Mi comentario le resultó un tanto cómico y me extendió la mano junto con una sonrisa que revelaba una tenue arrogancia.

—Frédéric —me dijo con un firme, delicioso e innegable acento francés.

¡Llegaron los franceses! ¡Contrólate Alex, contrólate! Mario me va a matar.

Siempre había tenido una terrible debilidad por los franceses, pero es que son adorables y su acento me derretía. Ese blublublu era un masaje para mis oídos; escucharlo era como estar en un trance.

—Alex —le contesté dándole la mano con un poco de indiferencia para que no notara que me derretía por dentro, cual gelato en un verano en la Toscana.

—¿Alex? ¿Qué no es ese nombre de chico? ¿De dónde eres? —Frunció el ceño sin soltarme la mano.

—¿Y cómo sabes que no lo soy? —Alcé una ceja en plan retador.

—Pues hay una forma de averiguarlo.

Su tono seductor me hacía imaginármelo desnudo. Aún con mi mano en la suya, se acercó despacio como si fuera a besarme. Se detuvo a la mitad del camino para esperar mi reacción.

Me acerqué de la misma manera, dispuesta a recibir su beso, pero me contuve.

—No creo que tengas tanta suerte —le murmuré muy cerca de sus labios, provocándole un escalofrío. Le solté la mano y salí del salón, no sin antes regalarle un guiño muy coqueto.

Al girarme de nuevo lo sorprendí sonriendo y negando con la cabeza.

—Stephan está con su hermano al fondo del jardín. —Le señalé su ubicación con la cabeza. Sin borrarme la sonrisa fui a ver a Romina.

Necesité sacar todas mis fuerzas para no mordisquearle esos labios delineados a la perfección. Con solo haberlo tenido cerca un momento, ya sentía que las piernas no me respondían igual. Como si se hubieran hecho agua solo por percibir su aroma.
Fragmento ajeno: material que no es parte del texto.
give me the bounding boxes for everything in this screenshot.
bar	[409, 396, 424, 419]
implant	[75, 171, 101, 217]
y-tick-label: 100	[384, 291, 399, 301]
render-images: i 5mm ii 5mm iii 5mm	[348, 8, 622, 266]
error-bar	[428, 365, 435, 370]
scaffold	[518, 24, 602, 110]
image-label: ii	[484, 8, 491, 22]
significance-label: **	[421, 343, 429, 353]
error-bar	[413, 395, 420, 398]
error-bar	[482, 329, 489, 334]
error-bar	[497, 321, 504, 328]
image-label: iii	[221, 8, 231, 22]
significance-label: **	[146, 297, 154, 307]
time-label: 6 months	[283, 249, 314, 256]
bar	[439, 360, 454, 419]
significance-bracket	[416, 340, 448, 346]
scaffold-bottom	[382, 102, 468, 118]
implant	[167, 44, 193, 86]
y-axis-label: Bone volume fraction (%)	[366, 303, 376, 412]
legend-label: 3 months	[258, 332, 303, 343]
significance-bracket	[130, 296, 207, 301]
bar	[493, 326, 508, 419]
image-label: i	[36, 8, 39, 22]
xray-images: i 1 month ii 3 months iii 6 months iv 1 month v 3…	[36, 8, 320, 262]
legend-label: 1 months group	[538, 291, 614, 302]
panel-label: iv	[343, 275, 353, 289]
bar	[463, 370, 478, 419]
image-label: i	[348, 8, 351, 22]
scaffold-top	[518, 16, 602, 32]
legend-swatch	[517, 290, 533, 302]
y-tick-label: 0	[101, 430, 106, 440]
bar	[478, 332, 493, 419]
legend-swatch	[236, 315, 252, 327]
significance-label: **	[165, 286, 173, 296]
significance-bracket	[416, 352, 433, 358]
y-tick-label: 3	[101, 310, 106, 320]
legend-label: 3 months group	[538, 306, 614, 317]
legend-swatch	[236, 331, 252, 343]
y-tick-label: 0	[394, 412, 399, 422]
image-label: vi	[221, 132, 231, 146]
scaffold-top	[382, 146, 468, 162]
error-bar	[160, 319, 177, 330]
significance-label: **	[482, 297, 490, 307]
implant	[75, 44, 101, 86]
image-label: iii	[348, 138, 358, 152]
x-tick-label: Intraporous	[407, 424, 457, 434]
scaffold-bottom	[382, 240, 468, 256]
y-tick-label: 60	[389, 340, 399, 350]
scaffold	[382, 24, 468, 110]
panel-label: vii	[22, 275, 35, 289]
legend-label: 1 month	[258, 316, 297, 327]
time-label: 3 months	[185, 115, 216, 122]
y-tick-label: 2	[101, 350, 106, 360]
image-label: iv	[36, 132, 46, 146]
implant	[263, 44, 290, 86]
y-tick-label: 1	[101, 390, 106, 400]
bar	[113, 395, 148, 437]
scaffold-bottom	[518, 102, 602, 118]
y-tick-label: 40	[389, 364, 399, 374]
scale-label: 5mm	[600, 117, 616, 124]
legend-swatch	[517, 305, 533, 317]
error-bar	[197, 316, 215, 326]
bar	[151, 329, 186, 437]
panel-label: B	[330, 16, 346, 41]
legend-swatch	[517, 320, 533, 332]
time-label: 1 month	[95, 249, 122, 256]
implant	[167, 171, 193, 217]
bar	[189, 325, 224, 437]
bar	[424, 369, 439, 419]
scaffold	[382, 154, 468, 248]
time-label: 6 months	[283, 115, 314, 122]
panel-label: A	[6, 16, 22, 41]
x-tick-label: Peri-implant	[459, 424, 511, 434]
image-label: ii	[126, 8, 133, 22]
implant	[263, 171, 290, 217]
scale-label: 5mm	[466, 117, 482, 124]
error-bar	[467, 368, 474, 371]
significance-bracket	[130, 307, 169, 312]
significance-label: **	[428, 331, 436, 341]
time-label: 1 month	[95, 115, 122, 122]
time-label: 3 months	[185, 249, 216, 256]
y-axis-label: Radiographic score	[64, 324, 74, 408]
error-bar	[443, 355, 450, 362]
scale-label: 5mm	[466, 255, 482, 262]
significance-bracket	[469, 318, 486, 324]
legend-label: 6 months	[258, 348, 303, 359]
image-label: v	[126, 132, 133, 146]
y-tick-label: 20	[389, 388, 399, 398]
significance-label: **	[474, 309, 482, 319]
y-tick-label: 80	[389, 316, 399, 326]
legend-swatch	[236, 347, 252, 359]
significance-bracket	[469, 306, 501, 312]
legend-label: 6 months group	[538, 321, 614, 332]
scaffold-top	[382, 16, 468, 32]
—Acabo de conocer a mi marido —le conté a mi amiga dejando salir un suspiro que parecía falso de tanta intensidad.

—¿Dónde, dónde? —Movió la cabeza para ambos lados con rapidez y curiosidad.

Miré hacia el rincón en el que se encontraba el anfitrión hacía apenas unos segundos. Para mi sorpresa, Michi, Stephan, su hermano, Frédéric y el alemán «bailarín» de mi amiga, nos miraban sonriendo y asintiendo con la cabeza. Era obvio que estaban hablando de nosotras.

—Sí, mi Alex —me dijo mirándolo a los ojos y con total seguridad—, no hay duda, es él.